THERE hasn’t been a lot that has gone right for Vasilis Barkas during his first season at Celtic, but a stroke of misfortune for Scott Bain may just give him the opportunity to salvage his career in Scotland.

Bain, who has been the undisputed first-choice goalkeeper for Celtic since John Kennedy took charge of the team on an interim basis in February, has picked up a finger injury that has prematurely ended his season.

Kennedy will hand forgotten man Barkas the opportunity to impress, with the £5m signing being handed the gloves for the matches against St Johnstone this evening, and – all going well – the final match of the campaign against Hibernian on Saturday.

While Barkas has failed to impress so far since that big-money move from AEK Athens last summer, Kennedy says that there have been mitigating factors.

“Obviously Barkas has come in as a new signing,” said Kennedy.

“We’ve found, speaking to a lot of people at different clubs, it’s been really challenging for the foreign lads this year.

“It’s easy for us, we’re based at home and we go home to our families every night and we’re used to the environment. But for the foreign lads it’s been coming into a kind of alien environment with the Covid restrictions also, and it’s been really challenging for a lot of them. We’ve got to take that into account.

“He’s obviously one who we’ve had high hopes for and maybe his form didn’t quite hit the heights we expected. But we’ve got to work on that, develop that in him. He’s now had one year exposure to that, he realises what the standards are.

“And obviously with Scott being injured it gives him that opportunity to come in for the last two games.

“Hopefully that can get him back in the groove.

“He’s been training and even the training has been different for him, all different to what he’s used to.

“So he’s had to adapt to that.

“We’ve seen improvements in training – so this is a good opportunity for him to come in and perform again.

“He wants to finish the season well enough and then attack pre-season knowing what’s coming this time.”

As well as the unprecedented circumstances forced upon Barkas due to the pandemic, the keeper was also carrying the pressure that comes with his price tag, as well as having some pretty daunting gloves to fill.

“I think you’ve got to have a bit of empathy with him in terms of understanding the situation he found himself in,” Kennedy said.

“Coming in to a huge challenge in itself, a club like Celtic, and obviously the pressure that was on this season even before he started.

“He was coming in as number one and, of course, replacing a guy like Fraser Forster’s huge in itself. People then judge you on that, in terms of who the previous goalkeeper was.

“Some players take more time to adapt than others, and that’s been the case with Vasilis.

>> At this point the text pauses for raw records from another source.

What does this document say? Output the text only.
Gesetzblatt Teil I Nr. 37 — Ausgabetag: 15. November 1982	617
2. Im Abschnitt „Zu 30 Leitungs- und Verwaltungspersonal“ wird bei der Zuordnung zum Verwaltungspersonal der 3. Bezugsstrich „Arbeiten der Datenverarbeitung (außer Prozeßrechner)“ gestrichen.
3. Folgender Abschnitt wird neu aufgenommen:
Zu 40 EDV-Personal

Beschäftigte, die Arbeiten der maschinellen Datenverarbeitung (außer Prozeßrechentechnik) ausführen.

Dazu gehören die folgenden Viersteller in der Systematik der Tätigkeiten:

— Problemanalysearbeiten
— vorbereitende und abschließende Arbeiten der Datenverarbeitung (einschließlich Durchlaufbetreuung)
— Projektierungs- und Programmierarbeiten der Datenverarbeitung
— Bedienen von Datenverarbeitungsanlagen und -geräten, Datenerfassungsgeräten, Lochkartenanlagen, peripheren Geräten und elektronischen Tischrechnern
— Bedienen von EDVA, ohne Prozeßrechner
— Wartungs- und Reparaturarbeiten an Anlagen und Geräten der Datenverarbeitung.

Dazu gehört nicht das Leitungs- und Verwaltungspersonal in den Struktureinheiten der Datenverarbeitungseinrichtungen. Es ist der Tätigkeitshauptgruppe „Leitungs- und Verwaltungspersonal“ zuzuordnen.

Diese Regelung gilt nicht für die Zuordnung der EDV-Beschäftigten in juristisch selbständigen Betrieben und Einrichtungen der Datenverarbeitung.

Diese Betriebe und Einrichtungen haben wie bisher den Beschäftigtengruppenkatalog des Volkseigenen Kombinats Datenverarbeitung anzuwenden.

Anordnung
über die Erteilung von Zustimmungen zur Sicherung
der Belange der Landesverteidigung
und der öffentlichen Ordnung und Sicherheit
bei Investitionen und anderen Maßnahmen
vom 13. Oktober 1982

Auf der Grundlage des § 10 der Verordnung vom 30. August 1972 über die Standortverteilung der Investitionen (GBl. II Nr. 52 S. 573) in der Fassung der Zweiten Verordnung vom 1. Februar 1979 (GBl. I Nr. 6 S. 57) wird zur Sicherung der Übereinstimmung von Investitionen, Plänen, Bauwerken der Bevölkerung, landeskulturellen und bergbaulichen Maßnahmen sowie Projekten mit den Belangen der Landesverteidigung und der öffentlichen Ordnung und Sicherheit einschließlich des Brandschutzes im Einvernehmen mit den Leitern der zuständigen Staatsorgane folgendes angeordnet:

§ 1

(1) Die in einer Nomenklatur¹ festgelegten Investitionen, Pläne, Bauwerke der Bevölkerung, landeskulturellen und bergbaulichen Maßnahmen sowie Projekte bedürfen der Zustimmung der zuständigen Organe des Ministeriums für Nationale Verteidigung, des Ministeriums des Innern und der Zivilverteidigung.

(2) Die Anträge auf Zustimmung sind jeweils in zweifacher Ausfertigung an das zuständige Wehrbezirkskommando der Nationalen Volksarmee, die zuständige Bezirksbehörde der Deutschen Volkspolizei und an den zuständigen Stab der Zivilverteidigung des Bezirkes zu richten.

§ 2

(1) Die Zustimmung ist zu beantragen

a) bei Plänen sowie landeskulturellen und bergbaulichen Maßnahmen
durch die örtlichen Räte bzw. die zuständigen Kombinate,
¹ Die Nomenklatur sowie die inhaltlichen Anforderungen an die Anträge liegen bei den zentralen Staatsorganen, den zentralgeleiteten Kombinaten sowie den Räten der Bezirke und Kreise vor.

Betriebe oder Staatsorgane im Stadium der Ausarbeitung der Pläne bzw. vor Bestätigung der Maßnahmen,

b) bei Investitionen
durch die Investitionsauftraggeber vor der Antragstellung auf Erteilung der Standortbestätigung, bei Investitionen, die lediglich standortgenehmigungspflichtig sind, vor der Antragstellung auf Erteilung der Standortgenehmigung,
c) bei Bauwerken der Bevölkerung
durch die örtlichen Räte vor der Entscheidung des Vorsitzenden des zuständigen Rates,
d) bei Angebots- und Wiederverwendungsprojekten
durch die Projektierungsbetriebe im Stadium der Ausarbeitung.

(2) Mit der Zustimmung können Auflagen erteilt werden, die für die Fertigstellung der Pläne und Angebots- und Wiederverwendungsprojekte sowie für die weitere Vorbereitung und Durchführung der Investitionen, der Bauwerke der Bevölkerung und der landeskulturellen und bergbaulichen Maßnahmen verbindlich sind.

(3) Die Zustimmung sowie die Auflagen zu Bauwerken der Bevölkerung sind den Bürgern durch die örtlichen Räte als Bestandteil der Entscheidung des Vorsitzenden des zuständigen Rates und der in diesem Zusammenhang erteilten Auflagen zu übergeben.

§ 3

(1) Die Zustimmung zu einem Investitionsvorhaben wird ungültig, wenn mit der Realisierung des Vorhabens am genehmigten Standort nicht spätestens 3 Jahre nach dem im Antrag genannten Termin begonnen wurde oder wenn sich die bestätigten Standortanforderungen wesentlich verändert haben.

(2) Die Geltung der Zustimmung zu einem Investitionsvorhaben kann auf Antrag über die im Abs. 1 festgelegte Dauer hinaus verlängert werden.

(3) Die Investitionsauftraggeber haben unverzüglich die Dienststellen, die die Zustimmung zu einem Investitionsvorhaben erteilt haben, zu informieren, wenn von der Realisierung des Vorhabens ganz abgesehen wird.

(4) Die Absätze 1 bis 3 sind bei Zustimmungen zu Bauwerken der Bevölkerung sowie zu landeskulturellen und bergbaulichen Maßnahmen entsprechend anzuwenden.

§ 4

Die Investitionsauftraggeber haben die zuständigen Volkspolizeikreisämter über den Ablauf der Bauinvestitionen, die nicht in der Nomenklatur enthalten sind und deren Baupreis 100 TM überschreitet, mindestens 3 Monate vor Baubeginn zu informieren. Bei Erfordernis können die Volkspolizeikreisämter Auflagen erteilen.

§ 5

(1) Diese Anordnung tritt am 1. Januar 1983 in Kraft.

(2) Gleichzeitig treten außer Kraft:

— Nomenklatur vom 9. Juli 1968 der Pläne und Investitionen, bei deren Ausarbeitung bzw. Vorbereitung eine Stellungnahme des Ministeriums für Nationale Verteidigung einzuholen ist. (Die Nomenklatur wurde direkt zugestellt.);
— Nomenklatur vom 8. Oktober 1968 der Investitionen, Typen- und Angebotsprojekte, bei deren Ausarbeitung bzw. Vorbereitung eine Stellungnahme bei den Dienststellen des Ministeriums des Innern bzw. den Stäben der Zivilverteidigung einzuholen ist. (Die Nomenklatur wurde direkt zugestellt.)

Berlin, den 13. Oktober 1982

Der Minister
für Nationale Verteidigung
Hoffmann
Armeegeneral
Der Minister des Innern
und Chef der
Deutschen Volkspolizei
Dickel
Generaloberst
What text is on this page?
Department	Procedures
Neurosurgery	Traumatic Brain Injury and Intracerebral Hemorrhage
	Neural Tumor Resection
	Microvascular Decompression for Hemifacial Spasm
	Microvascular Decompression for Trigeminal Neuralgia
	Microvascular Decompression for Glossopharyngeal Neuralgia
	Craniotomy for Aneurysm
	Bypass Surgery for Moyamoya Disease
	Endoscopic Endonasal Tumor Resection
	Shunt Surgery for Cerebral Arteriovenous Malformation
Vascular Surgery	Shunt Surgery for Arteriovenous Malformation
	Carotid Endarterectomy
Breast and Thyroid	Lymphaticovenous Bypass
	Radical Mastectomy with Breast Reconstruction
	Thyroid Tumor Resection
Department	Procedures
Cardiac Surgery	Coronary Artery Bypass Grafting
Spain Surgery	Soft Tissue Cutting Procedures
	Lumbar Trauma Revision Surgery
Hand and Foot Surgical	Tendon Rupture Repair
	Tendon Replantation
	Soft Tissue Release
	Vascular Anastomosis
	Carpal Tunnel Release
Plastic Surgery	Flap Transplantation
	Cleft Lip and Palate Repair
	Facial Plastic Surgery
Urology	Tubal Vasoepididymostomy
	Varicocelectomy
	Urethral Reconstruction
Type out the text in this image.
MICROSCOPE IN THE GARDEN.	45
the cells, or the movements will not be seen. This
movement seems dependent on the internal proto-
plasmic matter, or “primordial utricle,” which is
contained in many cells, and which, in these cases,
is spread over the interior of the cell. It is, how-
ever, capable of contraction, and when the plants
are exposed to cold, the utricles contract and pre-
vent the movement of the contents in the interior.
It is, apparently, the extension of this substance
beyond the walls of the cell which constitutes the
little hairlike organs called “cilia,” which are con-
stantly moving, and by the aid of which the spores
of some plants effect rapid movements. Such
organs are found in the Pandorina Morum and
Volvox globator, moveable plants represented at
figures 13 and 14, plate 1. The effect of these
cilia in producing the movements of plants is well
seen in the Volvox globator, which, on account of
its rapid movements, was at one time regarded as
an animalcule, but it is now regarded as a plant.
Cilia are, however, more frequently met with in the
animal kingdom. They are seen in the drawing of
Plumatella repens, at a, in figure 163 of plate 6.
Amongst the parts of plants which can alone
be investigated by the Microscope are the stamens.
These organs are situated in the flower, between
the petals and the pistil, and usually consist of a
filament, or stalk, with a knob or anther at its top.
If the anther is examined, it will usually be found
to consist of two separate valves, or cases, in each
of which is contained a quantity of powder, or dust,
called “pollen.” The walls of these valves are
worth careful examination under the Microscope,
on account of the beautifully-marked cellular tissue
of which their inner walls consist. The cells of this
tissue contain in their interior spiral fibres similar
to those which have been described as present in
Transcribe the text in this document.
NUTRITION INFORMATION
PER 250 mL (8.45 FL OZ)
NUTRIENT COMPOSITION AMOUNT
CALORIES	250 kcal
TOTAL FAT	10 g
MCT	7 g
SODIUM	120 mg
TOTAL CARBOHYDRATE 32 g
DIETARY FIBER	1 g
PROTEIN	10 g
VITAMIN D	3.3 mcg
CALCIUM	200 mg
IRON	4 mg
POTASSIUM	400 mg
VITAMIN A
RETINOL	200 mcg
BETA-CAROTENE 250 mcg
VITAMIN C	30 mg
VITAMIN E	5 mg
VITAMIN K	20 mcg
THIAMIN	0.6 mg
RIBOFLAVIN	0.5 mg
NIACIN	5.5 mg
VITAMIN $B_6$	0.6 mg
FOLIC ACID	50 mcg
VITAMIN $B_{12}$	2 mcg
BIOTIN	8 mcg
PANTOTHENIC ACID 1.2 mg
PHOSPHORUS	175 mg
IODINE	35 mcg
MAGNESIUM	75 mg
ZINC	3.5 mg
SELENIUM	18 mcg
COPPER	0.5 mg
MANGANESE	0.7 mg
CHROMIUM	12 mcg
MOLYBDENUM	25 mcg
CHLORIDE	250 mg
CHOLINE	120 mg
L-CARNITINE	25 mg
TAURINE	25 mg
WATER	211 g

But, there’s good intentions, we’ll work hard with him and develop him and obviously try and get him back to the level we know he’s capable of.

“He’s had high levels of performances for his country and at Athens in the past, so I know he’s capable of it.

“It’s up to us to get it out of him.”

It seemed as though a parting of the ways between club and player this summer was inevitable, but when Kennedy was asked if the Greek international can still salvage his Celtic career in the long-term, Kennedy said: “Yes, it’s certainly the case. We never write anyone off.

“Everybody goes through tough times and we’ve got to support him in that. Give him guidance, in terms of how to come through it, and then how to develop and become better in dealing with the situation.

“Society and life is starting to get back to normality and that will help him.

“Once that happens then hopefully his professional life can become easier too.

“He’s now had his eyes opened with the expectations at the club, the fans are on you on a daily and weekly basis.

“So, that will stand him in good stead for the future and we’ll look to develop that.”

Meanwhile, Kennedy says that he isn’t sold on the idea of throwing too many kids into the final two matches of the season, despite the dead rubber nature of the fixtures.

There is a school of thought that younger players might benefit from the experience, rather than sticking with loan players who almost certainly won’t be at the club next term, but Kennedy revealed that the likes of Diego Laxalt, Jonjoe Kenny and Moi Elyounoussi are still very much in his thinking.

“One thing I will say about our loan players, they are very committed, great boys who work hard every day,” he said.

“There will be some changes and also because of there being two games in three days, something we’ve not had in a little while. There will be opportunities for changes across both games.

“There won’t be wholesale changes, but we’ll also address the game at the weekend when that comes round.”